L’envoûtante nuit polaire s’assombrit dans l’Arctique qui se réchauffe

À 10 h 40, un jour de janvier, deux puissants faisceaux de lumière provenant du bateau du gouverneur du Svalbard ont percé l’obscurité totale du fjord bordé de montagnes sur lequel il naviguait. Il transportait la chorale d’enfants de l’église de ce village isolé pour visiter un avant-poste arctique encore plus isolé.

C’est la nuit polaire dans cet archipel norvégien : si proche du pôle Nord que le soleil est à au moins six degrés sous l’horizon de la mi-novembre à la fin janvier.

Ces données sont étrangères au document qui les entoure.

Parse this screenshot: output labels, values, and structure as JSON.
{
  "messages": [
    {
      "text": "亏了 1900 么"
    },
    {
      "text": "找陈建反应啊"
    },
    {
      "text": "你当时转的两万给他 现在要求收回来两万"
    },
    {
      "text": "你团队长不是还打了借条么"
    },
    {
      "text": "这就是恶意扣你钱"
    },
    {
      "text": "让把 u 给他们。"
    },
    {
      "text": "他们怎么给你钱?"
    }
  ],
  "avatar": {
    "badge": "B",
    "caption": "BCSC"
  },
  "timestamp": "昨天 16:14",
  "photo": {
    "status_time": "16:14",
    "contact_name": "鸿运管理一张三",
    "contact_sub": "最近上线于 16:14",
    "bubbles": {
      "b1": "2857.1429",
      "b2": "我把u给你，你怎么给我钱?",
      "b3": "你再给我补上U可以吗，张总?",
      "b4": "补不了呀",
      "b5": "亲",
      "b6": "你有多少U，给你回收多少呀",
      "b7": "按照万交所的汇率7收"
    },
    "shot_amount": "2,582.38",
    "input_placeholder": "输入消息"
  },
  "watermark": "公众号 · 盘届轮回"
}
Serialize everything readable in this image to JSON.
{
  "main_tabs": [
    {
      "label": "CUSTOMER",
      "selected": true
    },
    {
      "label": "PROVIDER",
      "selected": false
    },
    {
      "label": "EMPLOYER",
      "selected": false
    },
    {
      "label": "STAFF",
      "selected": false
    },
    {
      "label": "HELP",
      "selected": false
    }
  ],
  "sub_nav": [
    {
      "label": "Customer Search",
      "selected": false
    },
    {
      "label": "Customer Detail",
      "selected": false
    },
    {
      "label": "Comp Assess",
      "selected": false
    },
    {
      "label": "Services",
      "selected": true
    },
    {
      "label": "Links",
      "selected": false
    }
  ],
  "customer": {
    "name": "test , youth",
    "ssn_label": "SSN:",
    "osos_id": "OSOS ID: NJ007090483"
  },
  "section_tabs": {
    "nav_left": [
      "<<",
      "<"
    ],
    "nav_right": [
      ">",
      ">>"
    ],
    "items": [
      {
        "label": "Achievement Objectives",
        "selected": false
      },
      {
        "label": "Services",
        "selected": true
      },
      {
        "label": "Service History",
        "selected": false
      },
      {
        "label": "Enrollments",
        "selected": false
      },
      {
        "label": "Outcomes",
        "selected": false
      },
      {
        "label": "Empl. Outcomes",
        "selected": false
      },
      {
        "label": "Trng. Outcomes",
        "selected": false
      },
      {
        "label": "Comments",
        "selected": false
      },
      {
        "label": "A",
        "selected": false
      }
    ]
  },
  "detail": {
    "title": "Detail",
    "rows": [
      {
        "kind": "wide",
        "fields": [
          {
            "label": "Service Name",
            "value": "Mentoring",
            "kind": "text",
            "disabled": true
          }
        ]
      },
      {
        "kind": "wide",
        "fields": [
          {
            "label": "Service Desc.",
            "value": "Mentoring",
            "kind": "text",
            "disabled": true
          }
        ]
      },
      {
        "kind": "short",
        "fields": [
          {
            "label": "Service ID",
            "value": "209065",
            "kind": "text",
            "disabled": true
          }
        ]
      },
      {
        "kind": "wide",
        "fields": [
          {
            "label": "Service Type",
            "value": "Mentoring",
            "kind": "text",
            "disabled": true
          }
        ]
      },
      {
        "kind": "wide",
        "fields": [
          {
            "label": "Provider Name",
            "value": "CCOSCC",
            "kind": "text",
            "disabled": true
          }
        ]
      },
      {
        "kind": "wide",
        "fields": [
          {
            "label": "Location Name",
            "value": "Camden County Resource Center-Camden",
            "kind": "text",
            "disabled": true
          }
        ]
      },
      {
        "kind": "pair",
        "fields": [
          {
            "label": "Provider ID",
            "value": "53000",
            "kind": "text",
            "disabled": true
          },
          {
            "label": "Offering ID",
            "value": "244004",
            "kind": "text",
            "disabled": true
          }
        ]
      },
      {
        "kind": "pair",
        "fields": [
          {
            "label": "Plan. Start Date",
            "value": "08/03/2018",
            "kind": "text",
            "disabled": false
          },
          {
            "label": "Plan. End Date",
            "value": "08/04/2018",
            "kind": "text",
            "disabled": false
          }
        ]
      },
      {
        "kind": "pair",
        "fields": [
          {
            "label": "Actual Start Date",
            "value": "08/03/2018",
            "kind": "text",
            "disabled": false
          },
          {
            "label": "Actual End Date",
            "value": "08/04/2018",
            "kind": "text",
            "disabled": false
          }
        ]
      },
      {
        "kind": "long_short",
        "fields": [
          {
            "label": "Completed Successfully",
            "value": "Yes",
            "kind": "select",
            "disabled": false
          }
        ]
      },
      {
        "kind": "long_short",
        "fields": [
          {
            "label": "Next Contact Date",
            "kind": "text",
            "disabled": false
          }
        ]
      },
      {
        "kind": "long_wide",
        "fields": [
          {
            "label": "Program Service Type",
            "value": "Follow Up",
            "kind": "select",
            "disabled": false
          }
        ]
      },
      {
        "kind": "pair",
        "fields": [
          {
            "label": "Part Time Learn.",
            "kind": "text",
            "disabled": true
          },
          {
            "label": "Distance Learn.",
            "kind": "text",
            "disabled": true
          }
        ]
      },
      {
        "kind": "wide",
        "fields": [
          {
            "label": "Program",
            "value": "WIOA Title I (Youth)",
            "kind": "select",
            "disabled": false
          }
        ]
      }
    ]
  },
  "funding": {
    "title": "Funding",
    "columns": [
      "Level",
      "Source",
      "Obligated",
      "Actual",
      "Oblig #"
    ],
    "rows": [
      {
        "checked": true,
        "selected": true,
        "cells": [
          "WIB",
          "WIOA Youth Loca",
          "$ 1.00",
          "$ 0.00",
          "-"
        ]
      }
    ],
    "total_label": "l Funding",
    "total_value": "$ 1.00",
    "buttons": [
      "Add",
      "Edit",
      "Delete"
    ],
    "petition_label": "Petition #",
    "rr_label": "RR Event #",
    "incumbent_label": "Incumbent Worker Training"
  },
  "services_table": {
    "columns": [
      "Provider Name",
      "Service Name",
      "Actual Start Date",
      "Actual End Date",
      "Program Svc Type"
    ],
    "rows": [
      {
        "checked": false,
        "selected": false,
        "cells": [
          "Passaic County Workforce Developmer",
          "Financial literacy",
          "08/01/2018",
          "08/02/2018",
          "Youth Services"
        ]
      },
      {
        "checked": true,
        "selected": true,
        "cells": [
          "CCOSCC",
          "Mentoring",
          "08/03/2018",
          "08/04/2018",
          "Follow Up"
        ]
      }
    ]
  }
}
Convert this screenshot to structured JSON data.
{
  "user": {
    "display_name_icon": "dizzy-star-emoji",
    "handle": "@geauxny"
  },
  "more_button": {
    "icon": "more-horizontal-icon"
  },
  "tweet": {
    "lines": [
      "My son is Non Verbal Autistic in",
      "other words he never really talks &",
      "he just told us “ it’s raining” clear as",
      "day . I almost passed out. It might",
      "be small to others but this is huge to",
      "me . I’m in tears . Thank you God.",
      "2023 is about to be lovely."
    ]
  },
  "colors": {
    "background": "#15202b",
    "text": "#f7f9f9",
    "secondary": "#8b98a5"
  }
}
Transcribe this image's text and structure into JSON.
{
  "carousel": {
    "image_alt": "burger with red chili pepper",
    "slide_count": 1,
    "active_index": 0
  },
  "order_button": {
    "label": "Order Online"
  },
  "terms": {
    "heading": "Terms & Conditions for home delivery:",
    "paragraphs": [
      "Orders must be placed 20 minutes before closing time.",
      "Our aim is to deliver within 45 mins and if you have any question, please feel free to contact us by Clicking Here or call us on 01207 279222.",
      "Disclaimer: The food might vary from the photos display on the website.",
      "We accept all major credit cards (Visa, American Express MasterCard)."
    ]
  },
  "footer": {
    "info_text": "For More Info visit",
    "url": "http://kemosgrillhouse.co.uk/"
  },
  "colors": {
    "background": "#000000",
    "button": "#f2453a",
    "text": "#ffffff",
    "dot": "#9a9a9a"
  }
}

Pour les mineurs, les scientifiques et les travailleurs du tourisme de plus de 50 nationalités qui constituent la plupart des 3 000 habitants du Svalbard, il est au début difficile de s’adapter à une vie sans même un soupçon de crépuscule dans un paysage noir et blanc sans arbres.

« La première fois au Svalbard, c’était comme aller sur la lune », a déclaré le révérend Leif Magne Helgesen, qui a été pasteur de Svalbard Kirke, la seule église du village principal de Longyearbyen, pendant une douzaine d’années jusqu’en 2019, et a écrit sur son environnement fragile.

La nuit polaire devient alors l’occasion de ralentir et d’apprécier les seuls aperçus de lumière naturelle – les étoiles, les tourbillons insaisissables des aurores boréales et la pleine lune, qui tourne au-dessus de nous sans se coucher pendant quelques jours à la fois.

À presque chaque fenêtre, une bougie ou une décoration en forme d’étoile scintille en signe de bienvenue. Dans l’obscurité totale, les phares des rares véhicules et motoneiges qui passent repèrent les yeux d’un renne ou les gilets et bandes réfléchissantes que tout être humain porte en marchant ou en skiant.

Surtout, il y a la lueur du manteau neigeux. Mais cela change à mesure que l’Arctique, et en particulier cet archipel baigné par des courants chauds, se réchauffe plus rapidement que la plupart des autres régions du monde, retardant et réduisant les chutes de neige.

Cet hiver au Svalbard, il a plu pendant quelques semaines après le début de la nuit polaire.

« Quand arrive la saison sombre… nous avons l’habitude de voir des aurores boréales, la lune, les étoiles et la neige s’illuminer. Maintenant, c’est devenu sombre et déprimant », a déclaré Espen Rotevatn, directeur de Svalbard Folkehøgskole, une école alternative à Longyearbyen. Il plaide en faveur de solutions locales au changement climatique.

Alors que les chiots de traîneau à chiens de Karina Bernlow jouaient joyeusement dans la neige tourbillonnante un après-midi de mi-janvier, elle craignait également la perspective de saisons plus chaudes.

« Un hiver boueux, je ne peux pas y vivre », a déclaré Bernlow, qui dirige l’entreprise de traîneau à chiens Green Dog avec sa famille dans une large vallée à l’extérieur de Longyearbyen.